We trot back to our groups, where we have a discussion on the perception of Jesus today, and on the reality of miracles. I tell the group that miracles, to me, are astounding acts of humanity. I use the example of the feeding of the five thousand- where a little boy gave up his three fish so Jesus could do some shiny magic on them to share amongst everyone else. I make the point that the shiny magic part seems to be a nice embellishment, but the real miracle, the real thing worth celebrating, is the act of a boy giving away his food in a starving crowd. The group agree to differing extents, and conversation is stimulating, involved. I felt quite proud of myself, and retell my thoughts at work the next day. Week Two was fun, and I’m eager for the next session.
Week Three is different. The talk, “Why Did Jesus Die” by Toby Flint, kinda pisses me off. It’s essentially about sin, and comparing ourselves to God, and receiving forgiveness. I’m disgruntled, and a little offended by the off-hand remarks made in poor taste. My friend disagrees, and I sat fidgeting in my seat. Even this week’s song bugs me- something in the lyrics about unworthiness sticks in my mind.
The group session is a little more fiery this week. Our numbers have grown (which is unusual, groups tend to be whittled down as the weeks go on) and it’s sometimes a struggle to hear what everyone is saying. I’m trying to process my anger into coherent thoughts, ready to bring to the table. Someone has already brought up the issue of sin as a concept- arbitrary and outdated. They reference homosexuality.
The atmosphere is a little stuck. No one wants to sound accusatory, and most sentences are hedged with phrases like “In those days”. One person referenced the destruction of Sodom and Gomorrah- and was quickly accused of ‘totally demonising homosexuality’. Later, someone else inferred ‘the gays just want acceptance’. Many people pointed out the significance of various ‘sins’, such as homosexuality and tattooing, have since radically culturally changed, and that the Bible was written by flawed people. I think the Christians felt a little attacked, and the athiests and agnostic a little hurt.
I was slightly offended, to be honest. I understand that it can be difficult to articulate yourself when talking about contentious issues, and not one person in that group could be described as homophobic, but the conversation left a bad taste in my mouth. It took me a while to stop feeling frustrated afterwards, and I decided not to return. I can’t buy into something that requires you to consider yourself a sinner as an intrinsic part of your belief system- it’s just so negative.

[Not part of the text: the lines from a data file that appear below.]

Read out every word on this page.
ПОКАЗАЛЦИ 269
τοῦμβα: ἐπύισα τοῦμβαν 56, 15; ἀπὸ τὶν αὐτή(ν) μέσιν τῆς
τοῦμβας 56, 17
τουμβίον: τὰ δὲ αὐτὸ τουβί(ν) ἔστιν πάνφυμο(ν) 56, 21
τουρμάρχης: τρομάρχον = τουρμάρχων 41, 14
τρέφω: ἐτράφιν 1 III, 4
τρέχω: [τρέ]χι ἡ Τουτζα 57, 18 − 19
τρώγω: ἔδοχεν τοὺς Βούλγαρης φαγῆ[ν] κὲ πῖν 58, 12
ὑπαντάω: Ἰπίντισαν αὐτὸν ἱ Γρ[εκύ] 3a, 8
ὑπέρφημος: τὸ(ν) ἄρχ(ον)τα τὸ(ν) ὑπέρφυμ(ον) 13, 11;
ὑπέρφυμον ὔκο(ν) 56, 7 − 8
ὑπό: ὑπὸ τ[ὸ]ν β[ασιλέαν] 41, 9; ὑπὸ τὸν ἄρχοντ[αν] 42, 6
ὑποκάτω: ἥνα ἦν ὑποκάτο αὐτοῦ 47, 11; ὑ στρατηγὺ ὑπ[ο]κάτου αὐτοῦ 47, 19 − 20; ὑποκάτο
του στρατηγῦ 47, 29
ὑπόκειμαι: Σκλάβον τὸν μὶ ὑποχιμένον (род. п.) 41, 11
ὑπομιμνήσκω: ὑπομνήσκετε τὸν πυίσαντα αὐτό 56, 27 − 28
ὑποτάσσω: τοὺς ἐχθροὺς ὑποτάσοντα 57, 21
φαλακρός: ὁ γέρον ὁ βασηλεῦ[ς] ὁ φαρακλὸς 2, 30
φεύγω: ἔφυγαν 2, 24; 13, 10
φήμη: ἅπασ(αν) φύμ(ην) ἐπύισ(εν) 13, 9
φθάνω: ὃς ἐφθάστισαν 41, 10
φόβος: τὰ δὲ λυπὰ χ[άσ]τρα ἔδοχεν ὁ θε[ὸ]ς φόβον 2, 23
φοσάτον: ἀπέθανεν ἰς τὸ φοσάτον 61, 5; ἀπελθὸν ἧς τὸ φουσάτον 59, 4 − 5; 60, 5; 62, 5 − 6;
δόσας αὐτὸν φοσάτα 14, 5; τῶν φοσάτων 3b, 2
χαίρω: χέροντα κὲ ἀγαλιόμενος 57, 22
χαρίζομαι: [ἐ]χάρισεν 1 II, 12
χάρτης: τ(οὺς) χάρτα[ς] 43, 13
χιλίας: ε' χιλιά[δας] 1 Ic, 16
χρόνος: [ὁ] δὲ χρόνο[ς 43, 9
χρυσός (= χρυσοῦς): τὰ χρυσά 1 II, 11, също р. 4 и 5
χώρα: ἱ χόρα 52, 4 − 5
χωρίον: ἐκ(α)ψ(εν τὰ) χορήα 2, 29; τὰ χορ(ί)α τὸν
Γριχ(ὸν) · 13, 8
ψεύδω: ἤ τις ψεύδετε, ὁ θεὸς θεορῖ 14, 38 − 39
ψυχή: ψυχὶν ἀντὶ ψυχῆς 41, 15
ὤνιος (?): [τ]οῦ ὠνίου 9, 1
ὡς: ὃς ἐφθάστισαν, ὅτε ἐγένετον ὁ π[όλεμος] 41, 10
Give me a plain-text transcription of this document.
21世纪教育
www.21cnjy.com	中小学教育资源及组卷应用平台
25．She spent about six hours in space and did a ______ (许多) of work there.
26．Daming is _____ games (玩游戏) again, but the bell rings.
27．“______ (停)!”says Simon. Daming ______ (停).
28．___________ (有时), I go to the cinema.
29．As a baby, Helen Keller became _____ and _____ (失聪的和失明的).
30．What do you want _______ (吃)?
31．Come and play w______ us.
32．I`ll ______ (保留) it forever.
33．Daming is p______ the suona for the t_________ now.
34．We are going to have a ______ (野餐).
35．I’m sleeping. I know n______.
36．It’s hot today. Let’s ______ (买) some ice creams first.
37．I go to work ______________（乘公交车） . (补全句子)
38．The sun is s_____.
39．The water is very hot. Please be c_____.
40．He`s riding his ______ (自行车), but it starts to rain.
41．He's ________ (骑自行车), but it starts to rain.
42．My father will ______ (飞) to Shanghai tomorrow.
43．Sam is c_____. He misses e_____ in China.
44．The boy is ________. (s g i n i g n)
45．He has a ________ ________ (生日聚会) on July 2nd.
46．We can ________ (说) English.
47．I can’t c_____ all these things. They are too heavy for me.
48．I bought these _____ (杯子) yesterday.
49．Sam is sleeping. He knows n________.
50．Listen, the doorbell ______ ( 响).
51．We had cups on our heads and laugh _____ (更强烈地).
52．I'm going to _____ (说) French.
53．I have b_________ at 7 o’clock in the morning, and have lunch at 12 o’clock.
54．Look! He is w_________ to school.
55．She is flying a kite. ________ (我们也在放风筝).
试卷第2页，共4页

A few days later, having thrashed my thoughts out with a few friends, and even reading a passage of The Message (a version of the bible written in modern day English), I decide to go back. If this week’s session upsets me or directly contradicts my basic values, I won’t go again. The last session seemed tainted with a negative undertone, and feathers had clearly been ruffled. I write Week Three off, but it still lingers in the back of my mind.